Perspektif Hukum Ekonomi Syari’ah terhadap Praktik Jual Beli Ayam Kampung dengan Sistem Taksiran
Abstract
Islam telah menyediakan berbagai perangkat aturan yang lengkap bagi kehidupan manusia, termasuk dalam bidang mu’amalah (bisnis).Jual beli adalah suatu perjanjian, tukar menukar benda atau barang yang mempunyai nilai secara sukarela diantara kedua belah pihak, sesuai dengan ketetapan hukum maksudnya ialah memenuhi persyaratan-persyaratan, rukun-rukun dan hal-hal lain yang ada kaitannya dengan jual beli sehingga bila syarat-syarat dan rukun-rukunnya tidak terpenuhi berarti tidak sesuai dengan kehendak syara’. Penelitian ini bertujuan untuk menganalisis Perspektif Hukum Ekonomi Syari’ah terhadap praktik jual beli ayam kampung dengan sistem taksiran di Pasar Mimbaan Kecamatan Panji Kabupaten Situbondo. Adapun pokok permasalahan dalam skripsi ini adalah bagaimana praktik jual beli ayam kampung dengan menggunakan dengan sistem taksira dan bagaimana perspektif hukum ekonomi syari’ah terhadap praktik jual beli ayam kampung dengan sistem taksiran di Pasar Mimbaan Kecamatan Panji Kabupaten Situbondo?. Dalam penelitian ini, jenis penelitian yang digunakan adalah penelitian lapangan yang berbentuk kualitatif, yang mana peneliti meneliti kondisi objek yang alamiah yang dikaji dalam praktik jual beli ayam kampung dengan sistem taksiran yang terjadi di Pasar Mimbaan Kecamatan Panji Kabupaten Situbondo dalam perspektif hukum ekonomi syari’ah.

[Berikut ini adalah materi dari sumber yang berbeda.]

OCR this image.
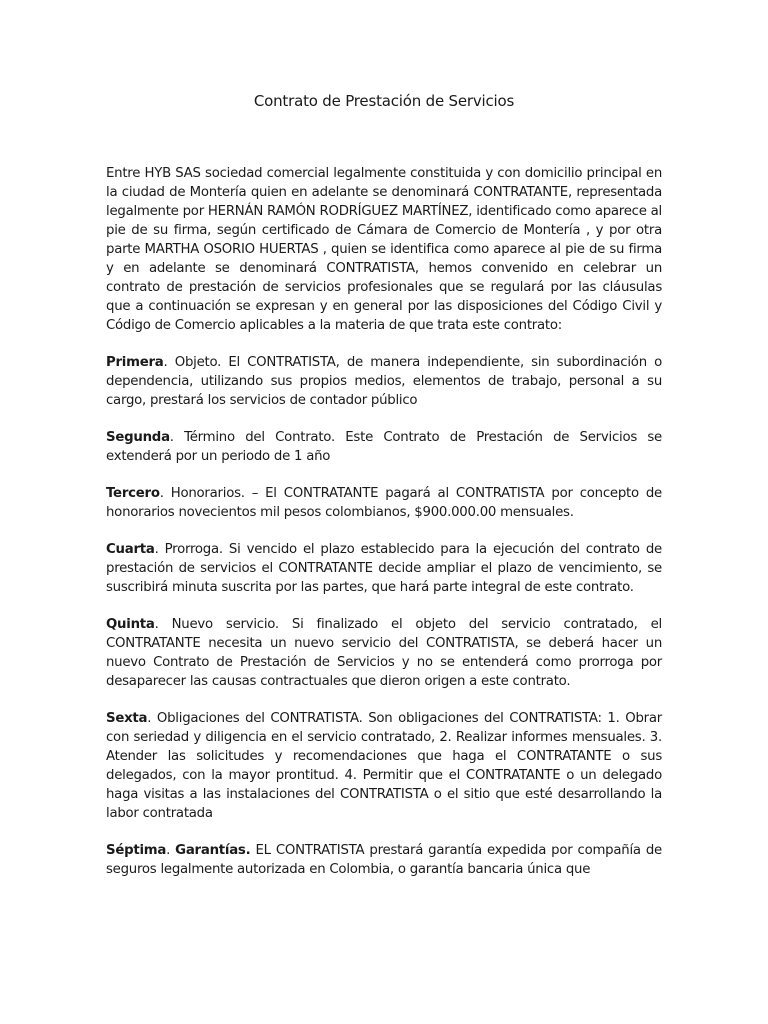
Contrato de Prestación de Servicios

Entre HYB SAS sociedad comercial legalmente constituida y con domicilio principal en la ciudad de Montería quien en adelante se denominará CONTRATANTE, representada legalmente por HERNÁN RAMÓN RODRÍGUEZ MARTÍNEZ, identificado como aparece al pie de su firma, según certificado de Cámara de Comercio de Montería , y por otra parte MARTHA OSORIO HUERTAS , quien se identifica como aparece al pie de su firma y en adelante se denominará CONTRATISTA, hemos convenido en celebrar un contrato de prestación de servicios profesionales que se regulará por las cláusulas que a continuación se expresan y en general por las disposiciones del Código Civil y Código de Comercio aplicables a la materia de que trata este contrato:

Primera. Objeto. El CONTRATISTA, de manera independiente, sin subordinación o dependencia, utilizando sus propios medios, elementos de trabajo, personal a su cargo, prestará los servicios de contador público

Segunda. Término del Contrato. Este Contrato de Prestación de Servicios se extenderá por un periodo de 1 año

Tercero. Honorarios. – El CONTRATANTE pagará al CONTRATISTA por concepto de honorarios novecientos mil pesos colombianos, $900.000.00 mensuales.

Cuarta. Prorroga. Si vencido el plazo establecido para la ejecución del contrato de prestación de servicios el CONTRATANTE decide ampliar el plazo de vencimiento, se suscribirá minuta suscrita por las partes, que hará parte integral de este contrato.

Quinta. Nuevo servicio. Si finalizado el objeto del servicio contratado, el CONTRATANTE necesita un nuevo servicio del CONTRATISTA, se deberá hacer un nuevo Contrato de Prestación de Servicios y no se entenderá como prorroga por desaparecer las causas contractuales que dieron origen a este contrato.

Sexta. Obligaciones del CONTRATISTA. Son obligaciones del CONTRATISTA: 1. Obrar con seriedad y diligencia en el servicio contratado, 2. Realizar informes mensuales. 3. Atender las solicitudes y recomendaciones que haga el CONTRATANTE o sus delegados, con la mayor prontitud. 4. Permitir que el CONTRATANTE o un delegado haga visitas a las instalaciones del CONTRATISTA o el sitio que esté desarrollando la labor contratada

Séptima. Garantías. EL CONTRATISTA prestará garantía expedida por compañía de seguros legalmente autorizada en Colombia, o garantía bancaria única que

Pada penelitian kualitatif ini peneliti bertujuan untuk mencari solusi hukum secara menyeluruh melalui pengamatan langsung peneliti juga mengumpulkan data-data yang diperlukan dimana peneliti sebagai instrument kunci. Hasil peneliti ini mengatakan bahwa praktik jual beli ayam kampung menggunakan sistem taksiran. Dalam sistem jual beli tersebut penjual melakukan transaksi jual beli ayam kampung dengan tidak menggunakan timbangan. Sehingga baik penjual dan pembeli sudah terbiasa dengan jual beli dengan sistem taksiran. Pada praktiknya para penjual dan pembeli sudah melakukan akad pada awal serta tidak ada unsur ketidakadilan dan untuk penetapan harga dilihat dari kualitas ayam dan harga dari PEMASOK.